Bien. Il semblait que c'était de sa faute. Mais comment aurait-il su qu'il avait un enfant en une nuit ? Dans ce sens, ce n'était pas complètement sa faute non plus. Il n'avait jamais entendu parler de Julio avant ce jour-là.
« Mon petit, je ne savais pas que tu étais là et c'est pourquoi je n'ai pas pu être avec toi toutes ces années », a expliqué faiblement Edward. Merde ! Quand avait-il besoin de se soucier de l'opinion des autres ?
« Aurais-tu été avec nous si tu l'avais su ? » Julio a posé la question en penchant la tête. Il voulait voir comment son père allait se défendre. Il n'a jamais demandé à sa maman de chercher son papa pour lui, car il a souvent vu sa maman fixer les photos de son père dans le journal pendant une heure ou deux, perdue dans ses pensées. Parfois, ses yeux étaient rouges. Il ne comprenait pas le monde des adultes, mais il pouvait comprendre que sa maman aimait son père. Sinon, elle ne lui aurait pas dit que l'homme qui apparaissait souvent dans les journaux et les magazines était son père. Sa maman lui avait également dit de ne pas haïr son père et que la raison pour laquelle ils ne vivaient pas ensemble était parce qu'ils avaient eu un malentendu juste après leur mariage.
En fait, il était impossible pour Julio de ne pas avoir des ressentiments pour Edward. Il enviait également d'autres enfants qui avaient leur père qui les accompagnait. Mais il n'y avait que maman à côté de lui.
À l'école, ses camarades de classe se moquaient de lui parce qu'il n'avait pas de père. Il se mettait parfois en colère au point de se battre avec eux et leur disait qu'il avait un père, mais son père était trop occupé pour vivre avec eux. Il n'avait jamais osé le dire à sa maman, car elle lui demanderait de faire des pompes en guise de punition.
« Euh ... » Bon. Malheureusement, Edward n'y avait jamais pensé, alors il ne savait pas comment y répondre pour le moment. Edward avait toujours la langue bien pendue.
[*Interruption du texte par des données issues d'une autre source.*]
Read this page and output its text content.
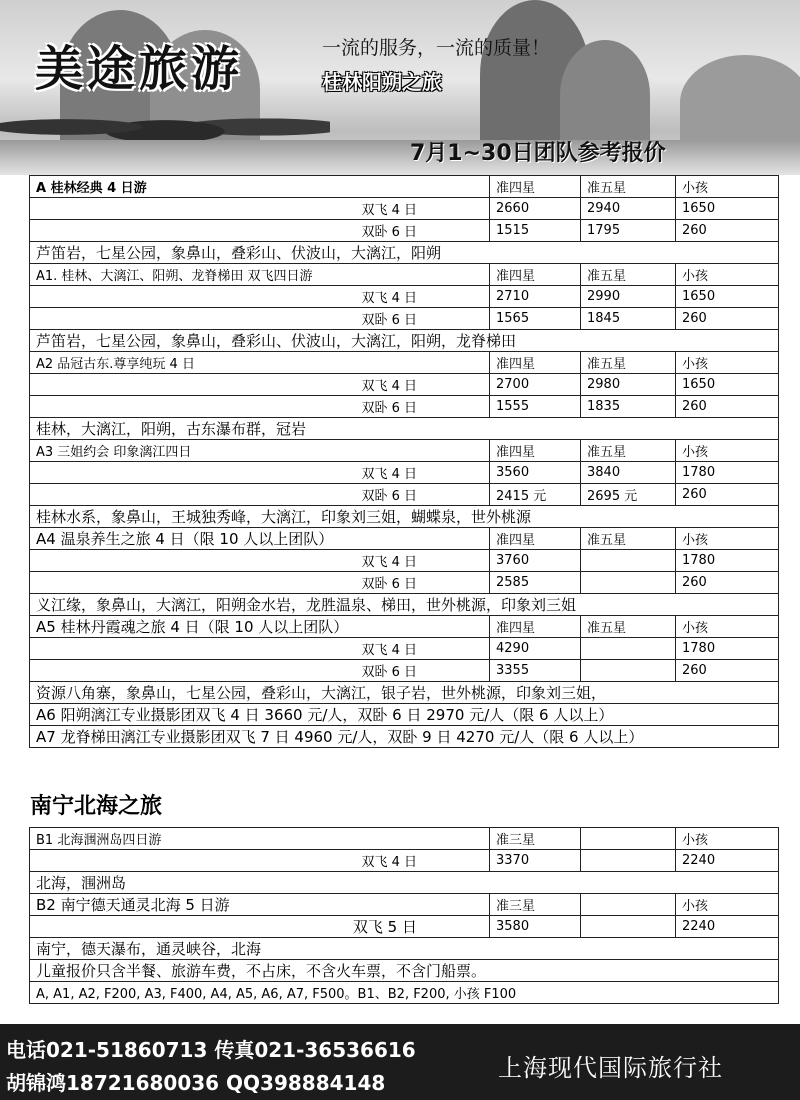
美途旅游	一流的服务，一流的质量！
桂林阳朔之旅
7月1~30日团队参考报价
A 桂林经典 4 日游	准四星	准五星	小孩
双飞 4 日	2660	2940	1650
双卧 6 日	1515	1795	260
芦笛岩，七星公园，象鼻山，叠彩山、伏波山，大漓江，阳朔			
A1. 桂林、大漓江、阳朔、龙脊梯田 双飞四日游	准四星	准五星	小孩
双飞 4 日	2710	2990	1650
双卧 6 日	1565	1845	260
芦笛岩，七星公园，象鼻山，叠彩山、伏波山，大漓江，阳朔，龙脊梯田			
A2 品冠古东.尊享纯玩 4 日	准四星	准五星	小孩
双飞 4 日	2700	2980	1650
双卧 6 日	1555	1835	260
桂林，大漓江，阳朔，古东瀑布群，冠岩			
A3 三姐约会 印象漓江四日	准四星	准五星	小孩
双飞 4 日	3560	3840	1780
双卧 6 日	2415 元	2695 元	260
桂林水系，象鼻山，王城独秀峰，大漓江，印象刘三姐，蝴蝶泉，世外桃源			
A4 温泉养生之旅 4 日（限 10 人以上团队）	准四星	准五星	小孩
双飞 4 日	3760		1780
双卧 6 日	2585		260
义江缘，象鼻山，大漓江，阳朔金水岩，龙胜温泉、梯田，世外桃源，印象刘三姐			
A5 桂林丹霞魂之旅 4 日（限 10 人以上团队）	准四星	准五星	小孩
双飞 4 日	4290		1780
双卧 6 日	3355		260
资源八角寨，象鼻山，七星公园，叠彩山，大漓江，银子岩，世外桃源，印象刘三姐，			
A6 阳朔漓江专业摄影团双飞 4 日 3660 元/人，双卧 6 日 2970 元/人（限 6 人以上）			
A7 龙脊梯田漓江专业摄影团双飞 7 日 4960 元/人，双卧 9 日 4270 元/人（限 6 人以上）			
南宁北海之旅
B1 北海涠洲岛四日游	准三星		小孩
双飞 4 日	3370		2240
北海，涠洲岛			
B2 南宁德天通灵北海 5 日游	准三星		小孩
双飞 5 日	3580		2240
南宁，德天瀑布，通灵峡谷，北海			
儿童报价只含半餐、旅游车费，不占床，不含火车票，不含门船票。			
A, A1, A2, F200, A3, F400, A4, A5, A6, A7, F500。B1、B2, F200, 小孩 F100			
电话021-51860713 传真021-36536616
胡锦鸿18721680036 QQ398884148
上海现代国际旅行社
Mais pourquoi ne pouvait-il pas répondre à la question de son fils ?
« Julio, tu veux manger au KFC, papa t'y emmènera et tu pourras y manger autant que tu veux. » Perplexe, Edward n'avait pas d'autre choix que détourner la conversation.
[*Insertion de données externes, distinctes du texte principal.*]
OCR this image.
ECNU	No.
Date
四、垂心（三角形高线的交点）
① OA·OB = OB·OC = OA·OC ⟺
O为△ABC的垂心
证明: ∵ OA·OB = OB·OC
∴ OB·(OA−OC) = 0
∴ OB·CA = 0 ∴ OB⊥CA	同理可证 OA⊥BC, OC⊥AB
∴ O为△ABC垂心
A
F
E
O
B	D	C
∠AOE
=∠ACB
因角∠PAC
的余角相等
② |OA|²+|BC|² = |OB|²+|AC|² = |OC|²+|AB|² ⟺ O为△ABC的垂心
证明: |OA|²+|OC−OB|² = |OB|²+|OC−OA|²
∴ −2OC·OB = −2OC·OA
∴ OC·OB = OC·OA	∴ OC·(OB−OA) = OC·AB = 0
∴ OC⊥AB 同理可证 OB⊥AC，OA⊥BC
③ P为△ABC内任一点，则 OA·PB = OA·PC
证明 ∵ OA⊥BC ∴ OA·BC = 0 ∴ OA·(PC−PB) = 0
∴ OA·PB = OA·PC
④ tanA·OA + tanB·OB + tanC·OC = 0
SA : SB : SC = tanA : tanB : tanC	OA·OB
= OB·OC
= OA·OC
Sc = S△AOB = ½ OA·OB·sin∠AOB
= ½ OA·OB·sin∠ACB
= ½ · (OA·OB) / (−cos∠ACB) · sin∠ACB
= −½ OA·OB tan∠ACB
« Oui ! Je veux manger des cuisses de poulet, des frites et boire du coca. » Un garçon est toujours un garçon. Julio était facilement distrait. Face aux cuisses de poulet, il avait oublié de prendre une position ferme !
« Eh bien, tant que tu peux tout manger, papa va tout acheter pour toi. » Edward a caressé les cheveux de Julio tendrement. Il avait obtenu dans son cœur une satisfaction inattendue. Cet enfant était son fils et il lui ressemblait non seulement en apparence, mais aussi dans son caractère.